Erdoğan: Saat 18:09'dan sonraki kayıt mevcut değil, önlemlere rağmen nasıl patlama yaşandı bilmiyoruz

Erdoğan: Saat 18:09'dan sonraki kayıt mevcut değil, önlemlere rağmen nasıl  patlama yaşandı bilmiyoruz
Cumhurbaşkanı Erdoğan, Amasra'daki maden faciasına ilişkin "Saat 18:09'dan sonraki kayıt mevcut değildir. Tüm önlemlere ve sistemlere rağmen nasıl olup da patlama yaşandığını henüz bilmiyoruz" dedi.

Amasra’daki maden faciasından sonra söylediği “kader planına inanına inanırız” sözleri tartışma konusu olan Cumhurbaşkanı Recep Tayyip Erdoğan “kader” açıklamalarını partisinin Meclis Grup Toplantısı’ndaki konuşmasında da tekrarladı. Patlamayla ilgili soruşturmaların devam ettiğini belirten Erdoğan, "Kadere inanan insanlarız. Özellikle kaza ve kadere inanan insanlarız. Yeri geldiği zaman bu ülkenin yüzde 99’u müslümandır demiyor muyuz? Senin İslamla, Müslümanlıkla alakan yoksa onu zaten biz bıraktık gitti. Ben kaza ve kadere inanmış bir insanım ve böyle yürüyorum. Bu bizim imanımızın gereğidir. İşi kader kavramını aşağılamaya kadar vardıranlar, tehlikeli bir mecradadır" diye konuştu.
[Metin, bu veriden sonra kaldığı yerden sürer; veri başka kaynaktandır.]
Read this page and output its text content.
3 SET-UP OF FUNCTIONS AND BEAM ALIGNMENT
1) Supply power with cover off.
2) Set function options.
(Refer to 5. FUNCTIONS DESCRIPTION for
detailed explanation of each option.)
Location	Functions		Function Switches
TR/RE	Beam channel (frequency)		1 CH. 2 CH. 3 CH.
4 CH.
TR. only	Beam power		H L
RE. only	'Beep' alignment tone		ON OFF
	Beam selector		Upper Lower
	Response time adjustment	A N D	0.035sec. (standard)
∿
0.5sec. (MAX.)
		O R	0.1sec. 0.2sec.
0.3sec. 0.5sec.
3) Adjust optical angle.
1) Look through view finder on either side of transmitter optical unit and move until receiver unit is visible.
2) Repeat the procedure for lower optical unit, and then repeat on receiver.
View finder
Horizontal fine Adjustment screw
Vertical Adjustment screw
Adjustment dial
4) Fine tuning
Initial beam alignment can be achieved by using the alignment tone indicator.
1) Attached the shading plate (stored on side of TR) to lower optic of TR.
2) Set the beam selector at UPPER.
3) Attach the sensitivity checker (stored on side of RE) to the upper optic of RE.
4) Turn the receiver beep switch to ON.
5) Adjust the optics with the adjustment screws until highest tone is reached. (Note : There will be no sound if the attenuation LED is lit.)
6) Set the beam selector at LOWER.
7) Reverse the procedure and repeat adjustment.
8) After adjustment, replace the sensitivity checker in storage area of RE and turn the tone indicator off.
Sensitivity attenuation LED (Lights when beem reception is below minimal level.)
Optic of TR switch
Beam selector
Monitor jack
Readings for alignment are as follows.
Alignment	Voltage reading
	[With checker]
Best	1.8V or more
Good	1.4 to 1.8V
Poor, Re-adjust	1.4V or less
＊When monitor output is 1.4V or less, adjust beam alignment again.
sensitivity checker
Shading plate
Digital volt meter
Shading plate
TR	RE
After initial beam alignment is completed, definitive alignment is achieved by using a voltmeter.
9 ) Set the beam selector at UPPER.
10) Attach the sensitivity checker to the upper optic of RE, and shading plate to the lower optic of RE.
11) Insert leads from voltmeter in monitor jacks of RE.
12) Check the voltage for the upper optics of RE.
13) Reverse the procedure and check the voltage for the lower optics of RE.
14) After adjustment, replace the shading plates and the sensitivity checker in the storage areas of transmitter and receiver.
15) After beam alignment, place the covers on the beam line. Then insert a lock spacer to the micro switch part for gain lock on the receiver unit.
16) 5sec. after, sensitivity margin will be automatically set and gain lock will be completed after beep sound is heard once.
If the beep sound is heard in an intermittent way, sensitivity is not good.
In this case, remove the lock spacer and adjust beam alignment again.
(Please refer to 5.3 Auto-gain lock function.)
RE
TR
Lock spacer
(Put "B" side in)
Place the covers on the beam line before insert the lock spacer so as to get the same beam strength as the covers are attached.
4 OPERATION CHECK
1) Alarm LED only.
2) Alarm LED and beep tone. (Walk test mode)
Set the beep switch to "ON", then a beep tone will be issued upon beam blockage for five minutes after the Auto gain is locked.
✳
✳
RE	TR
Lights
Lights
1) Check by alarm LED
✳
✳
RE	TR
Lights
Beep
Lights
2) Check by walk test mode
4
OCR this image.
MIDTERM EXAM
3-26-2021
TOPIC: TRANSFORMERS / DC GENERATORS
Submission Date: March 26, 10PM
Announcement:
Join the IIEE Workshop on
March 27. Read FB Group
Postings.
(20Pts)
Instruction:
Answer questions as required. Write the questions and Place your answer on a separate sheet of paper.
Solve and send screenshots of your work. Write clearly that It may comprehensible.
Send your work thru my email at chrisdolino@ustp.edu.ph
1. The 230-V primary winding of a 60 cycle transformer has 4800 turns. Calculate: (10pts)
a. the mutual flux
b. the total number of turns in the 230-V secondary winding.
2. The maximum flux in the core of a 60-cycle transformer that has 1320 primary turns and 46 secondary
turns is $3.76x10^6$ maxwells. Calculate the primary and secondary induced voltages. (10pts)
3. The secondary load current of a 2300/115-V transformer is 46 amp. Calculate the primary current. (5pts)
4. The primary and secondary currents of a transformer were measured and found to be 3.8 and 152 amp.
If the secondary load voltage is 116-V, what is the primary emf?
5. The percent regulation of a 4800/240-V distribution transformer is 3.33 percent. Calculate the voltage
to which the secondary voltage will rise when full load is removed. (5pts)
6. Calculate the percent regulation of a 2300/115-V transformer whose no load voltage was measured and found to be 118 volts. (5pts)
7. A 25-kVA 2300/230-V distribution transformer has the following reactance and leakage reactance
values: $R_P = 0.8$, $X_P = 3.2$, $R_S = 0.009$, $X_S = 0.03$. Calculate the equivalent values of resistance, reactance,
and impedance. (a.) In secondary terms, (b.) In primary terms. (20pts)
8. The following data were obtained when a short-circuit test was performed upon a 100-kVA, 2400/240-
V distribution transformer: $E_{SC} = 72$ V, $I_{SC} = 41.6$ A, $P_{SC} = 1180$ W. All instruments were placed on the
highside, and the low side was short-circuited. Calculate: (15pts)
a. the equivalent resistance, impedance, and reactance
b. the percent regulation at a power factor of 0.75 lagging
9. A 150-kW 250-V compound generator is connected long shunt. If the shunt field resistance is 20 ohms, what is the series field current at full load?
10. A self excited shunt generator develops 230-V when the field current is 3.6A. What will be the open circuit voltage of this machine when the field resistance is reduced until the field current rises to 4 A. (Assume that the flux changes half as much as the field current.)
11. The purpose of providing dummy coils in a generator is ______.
Erdoğan, özetle şunları söyledi:

TÜM ÖNLEMLERE RAĞMEN NASIL OLUP DA PATLAMA YAŞANDIĞINI HENÜZ BİLMİYORUZ

Bartın Amasra'daki maden ocağında yaşanan elim bir kaza hepimizin yüreğini dağlamıştır. Toplam 713 çalışanı ile yılda 100 bin ton üretim yapan bir müessesedir. Son 20 yılda bu ocakta yaşanan kazalarda hayatını kaybeden madenci sayımızı 6'dır. Bu madende her 37 kişiye bir iş güvenliği uzmanı düşmektedir. Kurum bünyesinde 30 tahlisiye görevlisi mevcuttur. Amasra'da da toplamda 50 kalemi bulan iyileştirmeler yapılmıştır. Metan, maden ve madencilerin korkulu rüyasıdır.

Gaz izleme sensörleri 24 saat çalışmakta. Kömür ocaklarında havadaki metan gazı seviyesi yüzde 1 oranına çıktığında patlatmalar durdurulmakta, yüzde 2'ye çıktığında personel tahliye edilmektedir. Metan gazının patlaması için ise havadaki oranının en az yüzde 5 ve daha fazla olması gerekmektedir. Saat 18:05'te havadaki metan gazı oranının yüzde 1.5'a çıkması sebebiyle ocaktaki elektrik kesilmiştir. Saat 18:09'dan sonraki kayıt mevcut değildir. Tüm önlemlere ve sistemlere rağmen nasıl olup da patlama yaşandığını henüz bilmiyoruz.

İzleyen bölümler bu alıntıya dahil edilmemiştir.